Obviously Grandma doesn't want your daughter to do it.  So just have your daughter say the above and then beandip.

Luci:
I think the problem was that DD said she needed to 'play' with it.  She should have said 'work' with it for a bit.

She now should just say 'not yet' about knowing anybody, or be honest a say she can 'work' with it awhile, but needs Grandma to be a bit patient with the process.

Is there anything online that someone can reference to help Grandma? Even if it is for the now advisor/teacher/helper? Something that can be printed out that the owner can understand?

kaybee:
mil is not good with computers and altho there is a user manual she has not used it.sil sat with her a few times to teach her what to do.
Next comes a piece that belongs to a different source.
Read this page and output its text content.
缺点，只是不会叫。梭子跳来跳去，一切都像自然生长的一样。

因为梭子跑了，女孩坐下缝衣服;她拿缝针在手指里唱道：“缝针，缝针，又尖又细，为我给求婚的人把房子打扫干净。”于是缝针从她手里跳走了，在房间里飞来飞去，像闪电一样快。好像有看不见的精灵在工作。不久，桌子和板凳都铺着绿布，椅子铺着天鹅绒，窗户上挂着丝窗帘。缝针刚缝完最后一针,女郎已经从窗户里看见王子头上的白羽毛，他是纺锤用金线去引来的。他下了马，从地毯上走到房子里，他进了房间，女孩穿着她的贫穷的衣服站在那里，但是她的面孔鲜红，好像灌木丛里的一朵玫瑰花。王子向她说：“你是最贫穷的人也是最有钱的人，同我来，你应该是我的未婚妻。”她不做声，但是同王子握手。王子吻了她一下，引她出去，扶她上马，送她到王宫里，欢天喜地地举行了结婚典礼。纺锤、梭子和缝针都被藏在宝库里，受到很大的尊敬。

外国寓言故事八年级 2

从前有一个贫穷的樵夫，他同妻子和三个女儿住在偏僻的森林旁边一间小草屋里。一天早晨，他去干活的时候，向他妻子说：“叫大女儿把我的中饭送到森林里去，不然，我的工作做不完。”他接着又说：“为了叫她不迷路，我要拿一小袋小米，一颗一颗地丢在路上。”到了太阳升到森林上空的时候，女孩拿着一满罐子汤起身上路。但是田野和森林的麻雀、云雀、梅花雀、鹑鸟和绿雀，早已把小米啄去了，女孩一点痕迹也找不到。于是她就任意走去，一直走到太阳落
imho,her kids made a mistake in getting this ipad/computer for her.she could have easily used a desktop that would be easier for her to deal with.she definately has never taken her ipad/computer out of the houseand also has trouble printing off it as well as faxing.......but that is not the issue...they also got her a kindle fire rather than getting her the simplest kindle which she probably could have handled......but i digress........

luci45--i think you may be right--the word "play" was probably the wrong thing to say altho that's what all of dd's cohorts say when they are learning a new device or program.and patience is not her strong suit.......

Slartibartfast:
Honestly, I think she's better off not becoming your MIL's computer go-to person - otherwise your MIL will discover that it's easier to call your DD about every little thing than it is to fix it herself (or go without) and your DD will really start to feel used.